The Best Corolla In 30 Years

by Michael Satterfield

When most automotive reviewers make a statement like "the best" it's because many of them are 'kissing the ring' to keep their flow of press vehicles coming or because the automaker is a major advertiser in their publication. I, on the other hand, have been officially blacklisted by some automakers because I don't simply praise every mediocre car they make. So when I heard Toyota had a sporty version of the Corolla I wasn't too optimistic. Their last attempt to jazz up the Corolla resulted in the abysmal Corolla "S" which was little more than a badge and a poorly tacked on body kit. So when I tell you this Carolla is the best car to wear the badge since the AE86, I really mean it.

While the all-new Corolla hatchback is not the RWD AE86 GTS we all know and love, it is the first real sporty Corolla hatch to be sold in the US since the late 80s. With a DOHC 2.0-liter direct-injection inline VVT-i four-cylinder engine making 168 horsepower and 151 lb-ft of torque, a standard six-speed manual transmission, handsome styling, and a wild paint job, the Corolla XSE ticks all the hot-hatch boxes.

The iMT (intelligent manual transmission) takes the heel-toe work out of the equation with rev-matching and can even keep up on more spirited downshifts, making it fun to drive, and you can always turn off the iMT if you want to work the pedals like Paddy Hopkirk. The fun factor was a surprise considering Toyota hasn't been known for making exciting fwd cars.... really ever. The only thing that did throw me off was the lack of weight in the clutch pedal and disconnected feel of the shifter.

For those who aren't looking for a manual, the paddle-shifted CVT is supposed to simulate a 10-speed gearbox, while I haven't driven the auto version of this car many have reported that it has an inconsistent feel in the paddle-shift mode. Besides, if you are going to get a bright blue sporty hatch-back it should be a manual.

To aid in handling Toyota also did something not very Toyota-like they added a sporty suspension to the XSE. Descriptions like stabilizer bar, lower center of gravity, improved toe-in angle, are not things you see in a Toyota car media kit. But shockingly enough, it's not just words on paper, this car is fun to drive, feels balanced, and is well composed in the bends.

You do have to go without a real handbrake, which does significantly hurt the XSE's hot-hatch status, but if you can overlook the inability to impress your friends with sweet handbrake turns the Corolla still has enough fun factor to put it on your short list of cars to consider. The XSE trim level is really an impressive value, with 18-inch wheels, the sporty styling, chrome front grille surround, LED headlamps and taillamps, and loads of standard equipment.

Inside Toyota went for a minimalist design that makes the cabin feel much larger than it is. The center stack layout is simple and intuitive and the storage in the center console is well thought out, with a smartphone tray tucked up out of the way but easily accessible. To keep drivers focused the 8-inch touch screen controls Apple Carplay and Android Auto, as well as navigation, radio, and all the other standard infotainment functions. The interior is well appointed with great fit and finish, with the heated leather-trimmed sports seats, leather-wrapped steering wheel, and 8-way power driver's seat are also standard on the XSE.
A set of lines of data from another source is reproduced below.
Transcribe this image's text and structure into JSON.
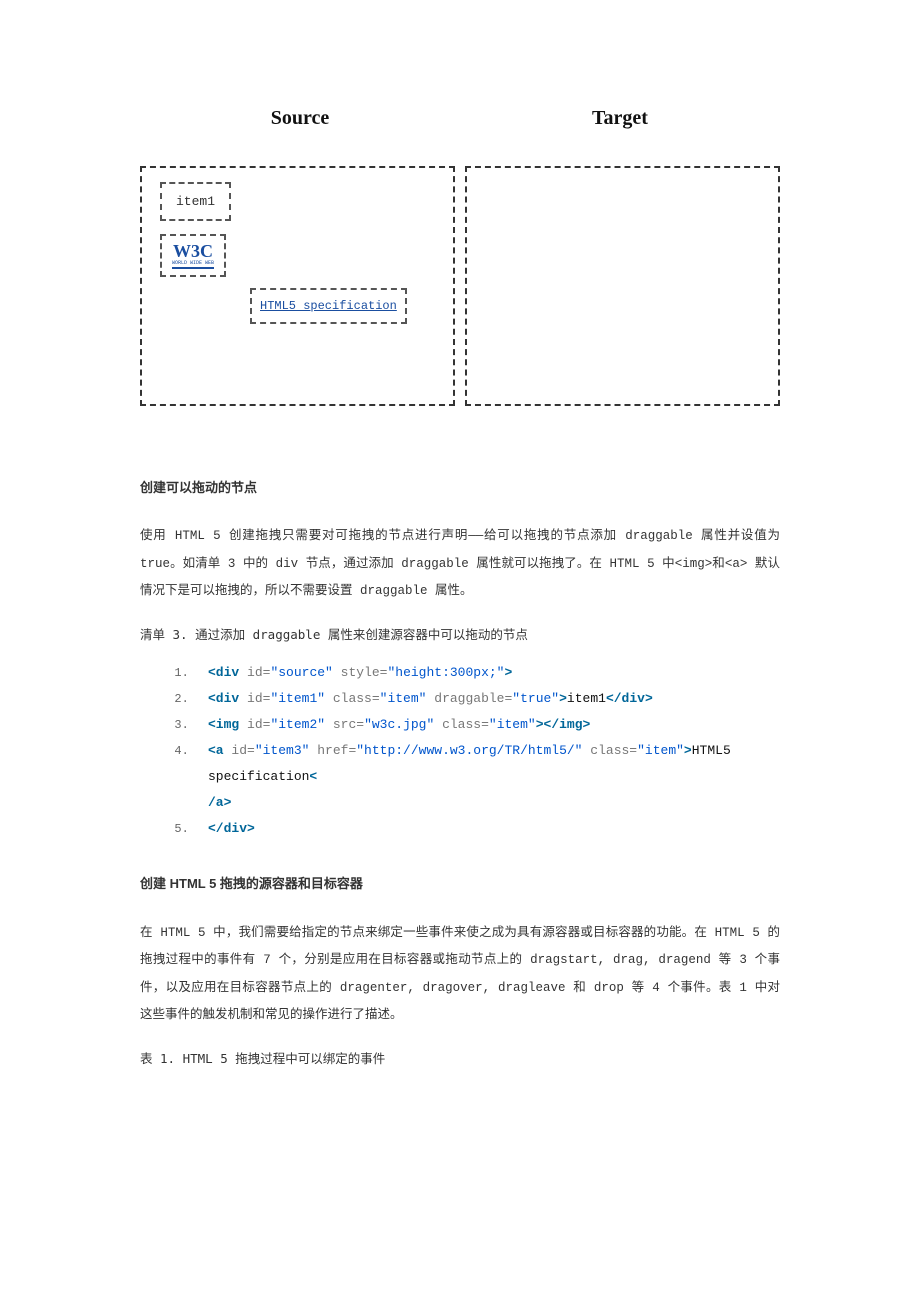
{
  "figure": {
    "source_label": "Source",
    "target_label": "Target",
    "item1": "item1",
    "w3c_main": "W3C",
    "w3c_sub": "WORLD WIDE WEB",
    "item3_text": "HTML5 specification"
  },
  "section1": {
    "title": "创建可以拖动的节点",
    "paragraph": "使用 HTML 5 创建拖拽只需要对可拖拽的节点进行声明——给可以拖拽的节点添加 draggable 属性并设值为 true。如清单 3 中的 div 节点，通过添加 draggable 属性就可以拖拽了。在 HTML 5 中<img>和<a> 默认情况下是可以拖拽的，所以不需要设置 draggable 属性。",
    "listing_title": "清单 3. 通过添加 draggable 属性来创建源容器中可以拖动的节点"
  },
  "code": {
    "l1": {
      "open": "<div",
      "a1": " id=",
      "v1": "\"source\"",
      "a2": " style=",
      "v2": "\"height:300px;\"",
      "close": ">"
    },
    "l2": {
      "indent": "  ",
      "open": "<div",
      "a1": " id=",
      "v1": "\"item1\"",
      "a2": " class=",
      "v2": "\"item\"",
      "a3": " draggable=",
      "v3": "\"true\"",
      "close": ">",
      "text": "item1",
      "end": "</div>"
    },
    "l3": {
      "indent": "  ",
      "open": "<img",
      "a1": " id=",
      "v1": "\"item2\"",
      "a2": " src=",
      "v2": "\"w3c.jpg\"",
      "a3": " class=",
      "v3": "\"item\"",
      "close": ">",
      "end": "</img>"
    },
    "l4": {
      "indent": "  ",
      "open": "<a",
      "a1": " id=",
      "v1": "\"item3\"",
      "a2": " href=",
      "v2": "\"http://www.w3.org/TR/html5/\"",
      "a3": " class=",
      "v3": "\"item\"",
      "close": ">",
      "text": "HTML5 specification",
      "end_open": "<",
      "end_rest": "/a>"
    },
    "l5": {
      "indent": "  ",
      "end": "</div>"
    }
  },
  "section2": {
    "title": "创建 HTML 5 拖拽的源容器和目标容器",
    "paragraph": "在 HTML 5 中，我们需要给指定的节点来绑定一些事件来使之成为具有源容器或目标容器的功能。在 HTML 5 的拖拽过程中的事件有 7 个，分别是应用在目标容器或拖动节点上的 dragstart, drag, dragend 等 3 个事件，以及应用在目标容器节点上的 dragenter, dragover, dragleave 和 drop 等 4 个事件。表 1 中对这些事件的触发机制和常见的操作进行了描述。",
    "table_title": "表 1. HTML 5 拖拽过程中可以绑定的事件"
  }
}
I have to admit that when the Corolla as dropped off I wasn't expecting much, Toyota has always been known for building good but slightly bland cars that will run forever. So when most people think of a fun hatchback,  the Gulf GTI or Civic SI spring to mind. But the team at Toyota has not only managed to make the Corolla fun again, but they have also packed a lot of content into a car that starts at a very reasonable $22,990 plus destination.

My test vehicle has no optional extras, for $23,910 (including destination fee) it comes with a nicely trimmed interior, heated seats, a great infotainment system, good looks, and sporty wheels. When cross-shopping against the Chevrolet Cruze RS comes in at $27,975 thanks to the required Sun & Sound package, while the Civic Sport is just $23,170 it doesn't really have as many standard features or style as the Corolla, but does have 11 more horsepower.

Overall I think Toyota has taken a major leap forward towards making fun, interesting cars again, while it could use a little love from TRD and the automotive aftermarket, the Corolla XSE might be the best value in the hot hatch segment on the market today.